Thread Links Date Links
Thread Prev Thread Next Thread Index Date Prev Date Next Date Index

Re: Revised Motion 26 decoration scheme



Vincent Lefevre wrote:
On 2011-07-20 09:42:40 -0500, Nate Hayes wrote:
Vincent Lefevre wrote:
>As long as you don't need a format for data interchange between two
>different applications, this is not a problem. The compiler could
>optimize to store data in some more optimized way than taking a
>full 32-bit or 64-bit word for the decoration (e.g. by packing
>decorations in a word).

It doesn't matter. In fact, now the problem might be worse, since you are
breaking the interval data into different pieces with different memory
alignments: there is more memory locations to be accessed and some of
those
memory locations are now more likely not to be aligned.

So memory traffic on the bus increases, the cache is more heavily taxed,
and
many of the moves may be unaligned (which as Ian points out are even more
detrimental to performance).

That's the goal of the compiler to ensure that data are aligned. For
instance, if a 64-bit alignment is OK, then 8 decorated intervals
(I1,D1), ..., (I8,D8) could be stored in the following way:

I1 I2 ... I8 [D1 D2 ... D8]

where the 8 decorations are packed in a 64-bit word (4 would be
sufficient for a 32-bit alignment).

I understand.

But think about the problem now of "putting back together", say (I1,D1) and
(I7,D7) at the processor. You have to do the following:

   -- Load I1
   -- Load I7
   -- Load D1
   -- Load D7 (likely an unaligned memory access)

Thats a total of 4 memory moves, and one of them likely will be unaligned.



Of course, packing in such a way should be done with data locality
in mind. There may be compromises between the efficiency of packing
and the locality.

If the data is accessed in the same sequential pattern as the packing order,
this will be the best case. But it still requires extra memory moves for the
decorations.

If the data is accessed in any other pattern, then actual performance can be
worse, of course.



>I suppose that concerning (b), you would want the size of a FP datum
>to be reduced, so that it is possible to store the decoration in the
>holes?

No.

Bare intervals and bare decorations can fit in those holes using standard
IEEE 754 bit patterns.

Do you mean dropping decorations when an interval needs to be returned?
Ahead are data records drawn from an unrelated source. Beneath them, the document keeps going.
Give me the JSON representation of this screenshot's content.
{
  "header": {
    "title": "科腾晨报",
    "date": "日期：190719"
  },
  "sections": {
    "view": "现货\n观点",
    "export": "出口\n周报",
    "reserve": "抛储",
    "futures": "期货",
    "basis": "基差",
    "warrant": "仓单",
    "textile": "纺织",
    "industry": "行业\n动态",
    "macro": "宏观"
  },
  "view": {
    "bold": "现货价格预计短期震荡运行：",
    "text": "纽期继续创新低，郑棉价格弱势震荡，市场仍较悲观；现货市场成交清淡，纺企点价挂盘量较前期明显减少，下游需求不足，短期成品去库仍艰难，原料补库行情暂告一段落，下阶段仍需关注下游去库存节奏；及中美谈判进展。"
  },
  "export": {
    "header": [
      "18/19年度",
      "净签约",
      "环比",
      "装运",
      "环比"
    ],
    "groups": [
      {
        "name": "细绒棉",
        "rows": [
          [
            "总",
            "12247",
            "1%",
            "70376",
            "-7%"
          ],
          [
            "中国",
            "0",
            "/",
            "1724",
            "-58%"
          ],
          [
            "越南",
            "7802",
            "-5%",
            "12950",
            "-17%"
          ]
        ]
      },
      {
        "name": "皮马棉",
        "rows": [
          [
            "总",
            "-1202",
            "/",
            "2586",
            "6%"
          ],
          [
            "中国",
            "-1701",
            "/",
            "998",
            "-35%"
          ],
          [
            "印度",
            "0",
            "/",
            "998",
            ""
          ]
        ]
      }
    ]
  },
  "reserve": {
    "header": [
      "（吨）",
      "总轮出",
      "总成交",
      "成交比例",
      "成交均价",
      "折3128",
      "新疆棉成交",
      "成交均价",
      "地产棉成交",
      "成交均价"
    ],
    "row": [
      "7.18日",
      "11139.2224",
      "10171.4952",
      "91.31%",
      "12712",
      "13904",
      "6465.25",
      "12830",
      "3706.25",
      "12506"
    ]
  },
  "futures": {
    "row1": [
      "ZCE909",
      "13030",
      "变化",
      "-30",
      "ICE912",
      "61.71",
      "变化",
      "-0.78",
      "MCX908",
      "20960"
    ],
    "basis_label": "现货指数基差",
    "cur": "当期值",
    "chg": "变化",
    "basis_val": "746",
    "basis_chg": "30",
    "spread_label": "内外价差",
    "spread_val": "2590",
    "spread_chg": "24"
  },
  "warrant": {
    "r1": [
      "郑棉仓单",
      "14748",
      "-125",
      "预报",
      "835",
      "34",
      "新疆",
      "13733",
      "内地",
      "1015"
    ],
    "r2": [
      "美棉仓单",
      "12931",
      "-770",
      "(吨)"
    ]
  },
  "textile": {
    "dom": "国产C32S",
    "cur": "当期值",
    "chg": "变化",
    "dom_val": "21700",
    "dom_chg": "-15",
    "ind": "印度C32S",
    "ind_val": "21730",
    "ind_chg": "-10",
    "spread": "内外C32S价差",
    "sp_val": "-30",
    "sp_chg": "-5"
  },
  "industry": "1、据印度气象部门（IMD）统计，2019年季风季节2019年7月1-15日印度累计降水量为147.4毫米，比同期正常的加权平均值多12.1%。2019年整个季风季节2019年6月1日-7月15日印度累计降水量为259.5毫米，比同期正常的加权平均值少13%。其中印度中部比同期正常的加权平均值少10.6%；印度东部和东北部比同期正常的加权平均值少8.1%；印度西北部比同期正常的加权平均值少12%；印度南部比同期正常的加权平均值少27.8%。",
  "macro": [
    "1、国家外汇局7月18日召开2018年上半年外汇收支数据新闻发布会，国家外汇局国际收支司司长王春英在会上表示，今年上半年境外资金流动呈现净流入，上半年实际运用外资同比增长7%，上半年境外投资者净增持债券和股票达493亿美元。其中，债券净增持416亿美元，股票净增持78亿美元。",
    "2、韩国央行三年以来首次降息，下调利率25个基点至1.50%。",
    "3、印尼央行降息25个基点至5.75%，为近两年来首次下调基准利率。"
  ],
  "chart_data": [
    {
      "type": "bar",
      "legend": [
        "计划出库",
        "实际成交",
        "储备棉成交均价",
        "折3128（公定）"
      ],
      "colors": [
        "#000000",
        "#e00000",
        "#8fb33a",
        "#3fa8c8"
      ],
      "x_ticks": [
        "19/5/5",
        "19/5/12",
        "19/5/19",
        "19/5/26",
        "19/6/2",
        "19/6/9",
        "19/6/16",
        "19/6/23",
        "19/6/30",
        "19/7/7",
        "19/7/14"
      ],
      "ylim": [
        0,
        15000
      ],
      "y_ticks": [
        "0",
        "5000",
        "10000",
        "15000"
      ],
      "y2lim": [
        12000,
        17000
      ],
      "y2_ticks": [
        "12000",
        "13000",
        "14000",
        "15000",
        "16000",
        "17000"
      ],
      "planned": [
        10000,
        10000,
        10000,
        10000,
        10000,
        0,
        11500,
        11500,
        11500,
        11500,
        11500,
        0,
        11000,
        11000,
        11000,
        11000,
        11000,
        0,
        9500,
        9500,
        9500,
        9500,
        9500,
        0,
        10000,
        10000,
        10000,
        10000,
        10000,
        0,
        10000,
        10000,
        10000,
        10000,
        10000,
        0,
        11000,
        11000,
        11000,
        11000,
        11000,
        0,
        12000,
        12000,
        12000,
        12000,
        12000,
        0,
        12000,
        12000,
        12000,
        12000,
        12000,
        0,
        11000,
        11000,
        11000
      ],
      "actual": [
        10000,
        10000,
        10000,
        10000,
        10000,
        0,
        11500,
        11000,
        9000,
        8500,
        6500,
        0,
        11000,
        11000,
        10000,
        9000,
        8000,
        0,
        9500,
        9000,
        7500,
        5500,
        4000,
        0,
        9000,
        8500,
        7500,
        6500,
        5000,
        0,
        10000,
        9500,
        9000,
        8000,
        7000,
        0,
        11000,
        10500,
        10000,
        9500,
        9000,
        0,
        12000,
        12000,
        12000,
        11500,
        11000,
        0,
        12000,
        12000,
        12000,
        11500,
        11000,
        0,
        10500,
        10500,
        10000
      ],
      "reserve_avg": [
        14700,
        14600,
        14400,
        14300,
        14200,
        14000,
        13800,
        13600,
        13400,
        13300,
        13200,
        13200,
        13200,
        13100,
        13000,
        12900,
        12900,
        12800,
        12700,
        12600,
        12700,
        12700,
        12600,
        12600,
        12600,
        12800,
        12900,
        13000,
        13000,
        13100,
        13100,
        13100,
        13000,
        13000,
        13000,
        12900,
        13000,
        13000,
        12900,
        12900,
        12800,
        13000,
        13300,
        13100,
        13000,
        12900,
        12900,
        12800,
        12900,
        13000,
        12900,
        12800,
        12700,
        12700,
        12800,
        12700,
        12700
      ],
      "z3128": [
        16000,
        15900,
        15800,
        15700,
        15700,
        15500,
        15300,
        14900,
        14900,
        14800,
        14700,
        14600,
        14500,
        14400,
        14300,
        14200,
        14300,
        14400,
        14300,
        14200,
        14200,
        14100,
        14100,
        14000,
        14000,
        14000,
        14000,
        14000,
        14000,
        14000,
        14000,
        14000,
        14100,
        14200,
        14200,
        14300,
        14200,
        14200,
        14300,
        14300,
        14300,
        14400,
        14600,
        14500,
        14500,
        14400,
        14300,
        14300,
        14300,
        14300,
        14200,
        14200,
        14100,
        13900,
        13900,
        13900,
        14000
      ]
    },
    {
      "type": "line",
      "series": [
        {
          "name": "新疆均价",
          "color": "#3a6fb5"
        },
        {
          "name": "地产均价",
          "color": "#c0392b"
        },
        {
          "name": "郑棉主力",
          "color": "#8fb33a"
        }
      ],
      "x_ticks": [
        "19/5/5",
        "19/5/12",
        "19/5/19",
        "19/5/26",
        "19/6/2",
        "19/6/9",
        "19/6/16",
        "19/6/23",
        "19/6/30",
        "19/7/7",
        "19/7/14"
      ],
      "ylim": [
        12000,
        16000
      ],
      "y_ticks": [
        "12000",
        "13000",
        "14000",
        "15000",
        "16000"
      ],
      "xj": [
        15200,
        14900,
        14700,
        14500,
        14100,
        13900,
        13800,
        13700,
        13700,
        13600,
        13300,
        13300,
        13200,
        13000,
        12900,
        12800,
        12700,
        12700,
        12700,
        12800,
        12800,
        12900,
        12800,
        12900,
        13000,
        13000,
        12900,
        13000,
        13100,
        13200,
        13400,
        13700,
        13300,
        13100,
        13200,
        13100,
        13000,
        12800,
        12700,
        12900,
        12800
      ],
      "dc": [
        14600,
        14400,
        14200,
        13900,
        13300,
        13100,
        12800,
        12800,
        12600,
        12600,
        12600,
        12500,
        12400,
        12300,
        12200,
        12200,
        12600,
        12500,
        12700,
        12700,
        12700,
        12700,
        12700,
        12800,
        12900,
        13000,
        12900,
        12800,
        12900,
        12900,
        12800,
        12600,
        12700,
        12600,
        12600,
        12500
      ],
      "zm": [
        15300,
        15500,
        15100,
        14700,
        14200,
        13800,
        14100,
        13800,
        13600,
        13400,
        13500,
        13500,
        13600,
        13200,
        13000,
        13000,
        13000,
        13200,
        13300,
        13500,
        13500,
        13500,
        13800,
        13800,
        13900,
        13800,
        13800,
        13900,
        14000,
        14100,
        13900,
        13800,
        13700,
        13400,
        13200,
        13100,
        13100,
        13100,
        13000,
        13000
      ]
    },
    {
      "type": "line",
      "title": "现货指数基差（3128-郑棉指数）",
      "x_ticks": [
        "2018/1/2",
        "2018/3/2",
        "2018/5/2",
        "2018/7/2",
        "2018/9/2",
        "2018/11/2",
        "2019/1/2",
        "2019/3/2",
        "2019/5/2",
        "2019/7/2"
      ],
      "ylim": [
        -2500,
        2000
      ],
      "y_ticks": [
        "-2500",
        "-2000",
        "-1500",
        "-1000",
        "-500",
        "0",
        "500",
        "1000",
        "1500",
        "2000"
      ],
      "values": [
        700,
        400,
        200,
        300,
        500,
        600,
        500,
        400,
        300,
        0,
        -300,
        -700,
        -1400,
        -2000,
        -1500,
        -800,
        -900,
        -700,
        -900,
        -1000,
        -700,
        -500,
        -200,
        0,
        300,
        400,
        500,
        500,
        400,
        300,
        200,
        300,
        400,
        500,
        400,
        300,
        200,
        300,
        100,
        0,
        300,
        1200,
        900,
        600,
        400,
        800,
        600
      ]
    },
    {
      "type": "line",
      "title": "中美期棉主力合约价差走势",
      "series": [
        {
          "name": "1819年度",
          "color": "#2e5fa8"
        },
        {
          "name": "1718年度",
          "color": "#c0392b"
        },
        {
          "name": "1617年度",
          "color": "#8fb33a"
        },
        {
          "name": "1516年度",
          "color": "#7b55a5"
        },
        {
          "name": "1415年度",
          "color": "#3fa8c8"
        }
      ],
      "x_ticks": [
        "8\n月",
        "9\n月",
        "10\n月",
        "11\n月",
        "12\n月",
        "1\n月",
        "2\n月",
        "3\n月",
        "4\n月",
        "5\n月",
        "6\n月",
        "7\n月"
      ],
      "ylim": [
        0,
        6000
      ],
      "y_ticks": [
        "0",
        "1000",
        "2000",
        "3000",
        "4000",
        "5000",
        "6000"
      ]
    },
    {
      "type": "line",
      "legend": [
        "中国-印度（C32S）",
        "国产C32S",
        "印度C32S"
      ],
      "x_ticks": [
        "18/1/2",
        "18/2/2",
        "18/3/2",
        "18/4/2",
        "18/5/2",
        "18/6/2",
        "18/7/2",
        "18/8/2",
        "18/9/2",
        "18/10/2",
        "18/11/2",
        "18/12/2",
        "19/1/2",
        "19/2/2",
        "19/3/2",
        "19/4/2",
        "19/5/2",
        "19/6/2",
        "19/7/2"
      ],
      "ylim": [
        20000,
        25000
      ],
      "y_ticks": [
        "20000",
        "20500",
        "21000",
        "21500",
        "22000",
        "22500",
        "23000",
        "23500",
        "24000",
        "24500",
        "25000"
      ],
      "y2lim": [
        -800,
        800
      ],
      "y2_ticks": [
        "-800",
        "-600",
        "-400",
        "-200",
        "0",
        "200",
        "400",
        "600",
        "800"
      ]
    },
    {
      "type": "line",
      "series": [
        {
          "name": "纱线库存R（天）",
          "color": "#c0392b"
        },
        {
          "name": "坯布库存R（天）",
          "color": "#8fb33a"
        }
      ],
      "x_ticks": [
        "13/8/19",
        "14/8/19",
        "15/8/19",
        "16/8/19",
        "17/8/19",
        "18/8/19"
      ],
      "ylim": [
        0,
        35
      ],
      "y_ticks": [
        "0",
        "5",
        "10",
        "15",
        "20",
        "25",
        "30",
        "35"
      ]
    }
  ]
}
Yes, if it is safe to do so.

There is an algebraic structure for operations involving bare objects (see
the appropriate section in my Nov. 14 DRAFT paper, e.g.). Very briefly:
operations on bare intervals give the usual bare interval result, unless an
exception occurs and then a bare decoration is given as result instead. Once
a bare decoration appears in a computation, no subsequent operation in the
DET gives a bare interval result: the (worst) decoration always propagates
to the end (similar to how NaNs propagate in IEEE 754 computations).
Algebraically, it is closed.

I am NOT saying that users can't compute with decorated intervals, if they
wish. I have no objection if they do.

I'm only saying that in many cases always computing with decorated intervals
is a waste. In B&B, for example, the information provided by the decoration
portion of a decorated interval is not used if no exception occurs while
evaluating the DET; and likewise the information provided by the interval
portion of a decorated interval is not used if an exception *does* occur
while evaluating the DET.

So why should such an application be forced to suffer the performance
penalties and overheads incurred by computing with decorated intervals? In
such cases, the bare intervals and bare decorations can fit nicely into the
power-of-two memory holes using standard IEEE 754 bit patterns so optimal
performance can be achieved.

Nate

P.S. I note again that Motion 27 doesn't address arithmetic on bare objects.
This was planned for a future motion. I've only spent some time addressing
it now because it showed up in Motion 26.